Serie: Die anlaufenden Filme in deutschen Kinos vom 23. April 2015, Teil 6

 

Claudia Schulmerich

 

Frankfurt am Main (Weltexpresso) – Uns ärgert das gewaltig. Schauen Sie mal in die bundesdeutschen Zeitungen, wo dort der heute startende Film über HUBERT VON GOISERN Erwähnung findet.

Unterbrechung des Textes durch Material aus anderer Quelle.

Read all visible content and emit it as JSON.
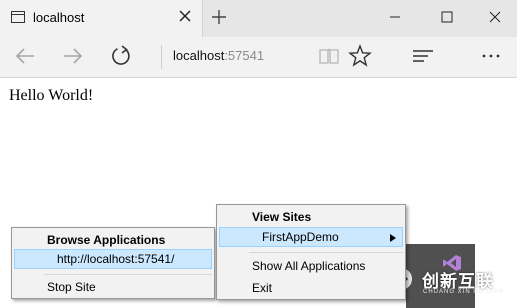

Wenn überhaupt, wird er als ferner liefen abgewertet und wie immer sind die Hollywoodblasen wie AVENGERS 2 - AGE OF ULTRON den Feuilletons unserer bildungsbürgerlichen Zeitungen die Seite 1 oder 2 wert.

 

Das nennt man dann gleichgeschaltete Kulturindustrie, was uns nicht irre macht, die wir das Glück hatten, mit Hubert von Goisern aufgewachsen zu sein. Nein, nicht in der Schule und auch nicht in Goisern am Hallstättersee, der so schön und einsam wie er ist, die ganzen ersten Bilder der Leinwand füllt und verläßlich der Spiegel bleibt, in dem sich Zeit und Person dann wirklich spiegeln. Aufgewachsen sind wir mit seinen Liedern, mit denen, die er übernommen hat und neu gemacht hat.

 

Sehr umgänglich ist er hier, der Hubert, wenn sich anfangs im Film, ohne daß die meisten Zuschauer das wüßten, unten am Hallstättersee eine der Schiffshütten öffnet und der aus dem zehn Kilometer seeabwärts liegenden Bad Goisern stammende Hubert auf den See hinausfährt zum Fischen, wie es seit jeher die Lust der Anliegerbuben war. Obwohl, verehrter Meister, die richtige Könnerschaft erweist sich beim Aufbringen von Forellen im gletschernden Gosaubach - mit den eigenen Händen.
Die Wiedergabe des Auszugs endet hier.